To check on how her four-legged friends are faring, last week our Japanese-language reporter and Nara resident K. Masami headed over to the park. Sure enough, there were fewer people than normal for this time of year, with the drop in non-Japanese park-goers especially noticeable. However, that park wasn’t empty. Back in her student days, before the international Japan travel boom really got into full swing, Masami used to work part-time at a nearby temple, and on her recent visit she estimates there were still more people in the park than you’d have found on an off-season midwinter day 10 years ago.

As for the deer, they didn’t look particularly distressed as they relaxed in the sun. Still, after finding a vendor, Masami paid the going-rate 200 yen (US$1.90) for a pack of deer crackers and held a disc out to one of the animals

who promptly trotted over and ate it.

This left Masami a little confused. The deer looked healthy enough to her, but it hadn’t hesitated to partake of the cracker. Did that mean it was hungry, or is it just standard animal nature to eat whenever the opportunity presents itself?

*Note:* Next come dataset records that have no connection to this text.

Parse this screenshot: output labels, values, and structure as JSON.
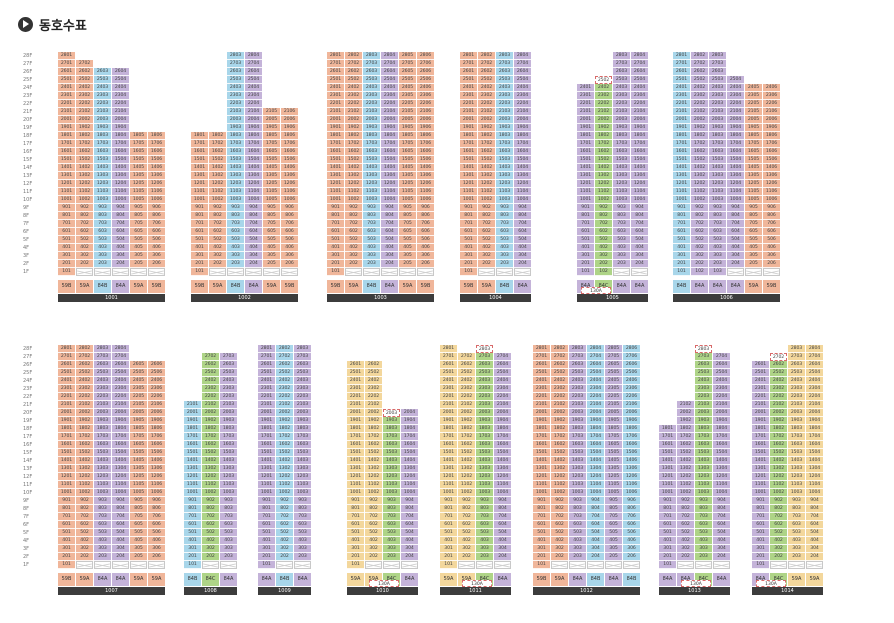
{
  "page": {
    "title": "동호수표"
  },
  "colors": {
    "59A": "#f0b69a",
    "59B": "#f0b69a",
    "84A": "#c4b3d9",
    "84B": "#a8d6ea",
    "84C": "#aed487",
    "59A_alt": "#f3d79c",
    "dark": "#3c3c3c"
  },
  "floor_labels": [
    "28F",
    "27F",
    "26F",
    "25F",
    "24F",
    "23F",
    "22F",
    "21F",
    "20F",
    "19F",
    "18F",
    "17F",
    "16F",
    "15F",
    "14F",
    "13F",
    "12F",
    "11F",
    "10F",
    "9F",
    "8F",
    "7F",
    "6F",
    "5F",
    "4F",
    "3F",
    "2F",
    "1F"
  ],
  "buildings": [
    {
      "name": "1001",
      "row": 0,
      "columns": [
        {
          "line": "01",
          "type": "59B",
          "top": 28
        },
        {
          "line": "02",
          "type": "59A",
          "top": 27
        },
        {
          "line": "03",
          "type": "84B",
          "top": 26
        },
        {
          "line": "04",
          "type": "84A",
          "top": 26
        },
        {
          "line": "05",
          "type": "59A",
          "top": 18
        },
        {
          "line": "06",
          "type": "59B",
          "top": 18
        }
      ],
      "pilotis_cols": [
        1,
        2,
        3,
        4,
        5
      ],
      "types": [
        "59B",
        "59A",
        "84B",
        "84A",
        "59A",
        "59B"
      ]
    },
    {
      "name": "1002",
      "row": 0,
      "columns": [
        {
          "line": "01",
          "type": "59B",
          "top": 18
        },
        {
          "line": "02",
          "type": "59A",
          "top": 18
        },
        {
          "line": "03",
          "type": "84B",
          "top": 28
        },
        {
          "line": "04",
          "type": "84A",
          "top": 28
        },
        {
          "line": "05",
          "type": "59A",
          "top": 21
        },
        {
          "line": "06",
          "type": "59B",
          "top": 21
        }
      ],
      "pilotis_cols": [
        1,
        2,
        3,
        4,
        5
      ],
      "types": [
        "59B",
        "59A",
        "84B",
        "84A",
        "59A",
        "59B"
      ]
    },
    {
      "name": "1003",
      "row": 0,
      "columns": [
        {
          "line": "01",
          "type": "59B",
          "top": 28
        },
        {
          "line": "02",
          "type": "59A",
          "top": 28
        },
        {
          "line": "03",
          "type": "84B",
          "top": 28
        },
        {
          "line": "04",
          "type": "84A",
          "top": 28
        },
        {
          "line": "05",
          "type": "59A",
          "top": 28
        },
        {
          "line": "06",
          "type": "59B",
          "top": 28
        }
      ],
      "pilotis_cols": [
        1,
        2,
        3,
        4,
        5
      ],
      "types": [
        "59B",
        "59A",
        "84B",
        "84A",
        "59A",
        "59B"
      ]
    },
    {
      "name": "1004",
      "row": 0,
      "columns": [
        {
          "line": "01",
          "type": "59B",
          "top": 28
        },
        {
          "line": "02",
          "type": "59A",
          "top": 28
        },
        {
          "line": "03",
          "type": "84B",
          "top": 28
        },
        {
          "line": "04",
          "type": "84A",
          "top": 28
        }
      ],
      "pilotis_cols": [
        1,
        2,
        3
      ],
      "types": [
        "59B",
        "59A",
        "84B",
        "84A"
      ]
    },
    {
      "name": "1005",
      "row": 0,
      "columns": [
        {
          "line": "01",
          "type": "84A",
          "top": 24
        },
        {
          "line": "02",
          "type": "84C",
          "top": 24,
          "ghost_top": 25
        },
        {
          "line": "03",
          "type": "84A",
          "top": 28
        },
        {
          "line": "04",
          "type": "84A",
          "top": 28
        }
      ],
      "pilotis_cols": [
        2,
        3
      ],
      "types": [
        "84A",
        "84C",
        "84A",
        "84A"
      ],
      "sub_type": "130A"
    },
    {
      "name": "1006",
      "row": 0,
      "columns": [
        {
          "line": "01",
          "type": "84B",
          "top": 28
        },
        {
          "line": "02",
          "type": "84A",
          "top": 28
        },
        {
          "line": "03",
          "type": "84A",
          "top": 28
        },
        {
          "line": "04",
          "type": "84A",
          "top": 25
        },
        {
          "line": "05",
          "type": "59A",
          "top": 24
        },
        {
          "line": "06",
          "type": "59B",
          "top": 24
        }
      ],
      "pilotis_cols": [
        3,
        4,
        5
      ],
      "types": [
        "84B",
        "84A",
        "84A",
        "84A",
        "59A",
        "59B"
      ]
    },
    {
      "name": "1007",
      "row": 1,
      "columns": [
        {
          "line": "01",
          "type": "59B",
          "top": 28
        },
        {
          "line": "02",
          "type": "59A",
          "top": 28
        },
        {
          "line": "03",
          "type": "84A",
          "top": 28
        },
        {
          "line": "04",
          "type": "84A",
          "top": 28
        },
        {
          "line": "05",
          "type": "59A",
          "top": 26
        },
        {
          "line": "06",
          "type": "59A",
          "top": 26
        }
      ],
      "pilotis_cols": [
        1,
        2,
        3,
        4,
        5
      ],
      "types": [
        "59B",
        "59A",
        "84A",
        "84A",
        "59A",
        "59A"
      ]
    },
    {
      "name": "1008",
      "row": 1,
      "columns": [
        {
          "line": "01",
          "type": "84B",
          "top": 21
        },
        {
          "line": "02",
          "type": "84C",
          "top": 27
        },
        {
          "line": "03",
          "type": "84A",
          "top": 27
        }
      ],
      "pilotis_cols": [
        1,
        2
      ],
      "types": [
        "84B",
        "84C",
        "84A"
      ]
    },
    {
      "name": "1009",
      "row": 1,
      "columns": [
        {
          "line": "01",
          "type": "84A",
          "top": 28
        },
        {
          "line": "02",
          "type": "84B",
          "top": 28
        },
        {
          "line": "03",
          "type": "84A",
          "top": 28
        }
      ],
      "pilotis_cols": [
        1,
        2
      ],
      "types": [
        "84A",
        "84B",
        "84A"
      ]
    },
    {
      "name": "1010",
      "row": 1,
      "columns": [
        {
          "line": "01",
          "type": "59A",
          "top": 26
        },
        {
          "line": "02",
          "type": "59A",
          "top": 26
        },
        {
          "line": "03",
          "type": "84C",
          "top": 19,
          "ghost_top": 20
        },
        {
          "line": "04",
          "type": "84A",
          "top": 20
        }
      ],
      "pilotis_cols": [
        1,
        2,
        3
      ],
      "types": [
        "59A",
        "59A",
        "84C",
        "84A"
      ],
      "sub_type": "130A"
    },
    {
      "name": "1011",
      "row": 1,
      "columns": [
        {
          "line": "01",
          "type": "59A",
          "top": 28
        },
        {
          "line": "02",
          "type": "59A",
          "top": 27
        },
        {
          "line": "03",
          "type": "84C",
          "top": 27,
          "ghost_top": 28
        },
        {
          "line": "04",
          "type": "84A",
          "top": 27
        }
      ],
      "pilotis_cols": [
        1,
        2,
        3
      ],
      "types": [
        "59A",
        "59A",
        "84C",
        "84A"
      ],
      "sub_type": "130A"
    },
    {
      "name": "1012",
      "row": 1,
      "columns": [
        {
          "line": "01",
          "type": "59B",
          "top": 28
        },
        {
          "line": "02",
          "type": "59A",
          "top": 28
        },
        {
          "line": "03",
          "type": "84A",
          "top": 28
        },
        {
          "line": "04",
          "type": "84B",
          "top": 28
        },
        {
          "line": "05",
          "type": "84A",
          "top": 28
        },
        {
          "line": "06",
          "type": "84B",
          "top": 28
        }
      ],
      "pilotis_cols": [
        1,
        2,
        3,
        4,
        5
      ],
      "types": [
        "59B",
        "59A",
        "84A",
        "84B",
        "84A",
        "84B"
      ]
    },
    {
      "name": "1013",
      "row": 1,
      "columns": [
        {
          "line": "01",
          "type": "84A",
          "top": 18
        },
        {
          "line": "02",
          "type": "84A",
          "top": 21
        },
        {
          "line": "03",
          "type": "84C",
          "top": 27,
          "ghost_top": 28
        },
        {
          "line": "04",
          "type": "84A",
          "top": 27
        }
      ],
      "pilotis_cols": [
        1,
        2,
        3
      ],
      "types": [
        "84A",
        "84A",
        "84C",
        "84A"
      ],
      "sub_type": "130A"
    },
    {
      "name": "1014",
      "row": 1,
      "columns": [
        {
          "line": "01",
          "type": "84A",
          "top": 26
        },
        {
          "line": "02",
          "type": "84C",
          "top": 26,
          "ghost_top": 27
        },
        {
          "line": "03",
          "type": "59A",
          "top": 28
        },
        {
          "line": "04",
          "type": "59A",
          "top": 28
        }
      ],
      "pilotis_cols": [
        1,
        2,
        3
      ],
      "types": [
        "84A",
        "84C",
        "59A",
        "59A"
      ],
      "sub_type": "130A"
    }
  ]
}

Being a Nara resident doesn’t grant you the power to telepathically communicate with deer, though, and so Masami couldn’t ask them directly.

▼ Or perhaps she is able to mind meld with them, but they’re too polite to think-talk while they’re eating.

Who Masami could ask, though, was the Nara Deer Preservation Foundation, the city’s local animal welfare group. So she called them up, and asked if the park’s deer are in discomfort or danger as a result of getting fewer shika senbei these days.

The foundation’s answer?

“The deer are accustomed to regularly finding their own food. The shika senbei are essentially snacks for them, so we believe they’re still getting plenty of nutrition these days.”

In retrospect, it makes a lot of sense. While Nara Park’s deer are tame, in the sense that they’re relatively calm and used to being around people, they are still wild animals. No one puts them in enclosures at night or sets out bowls of food and water for them, and while they enjoy the crackers as tasty treats, they’re not a critical necessary part of the animals’ diet. If anything, the association told us the deer might actually be enjoying the smaller crowds, making the park a quieter, less potentially stressful environment than it otherwise would be.

So don’t worry about Nara Park’s deer. They’re doing just fine.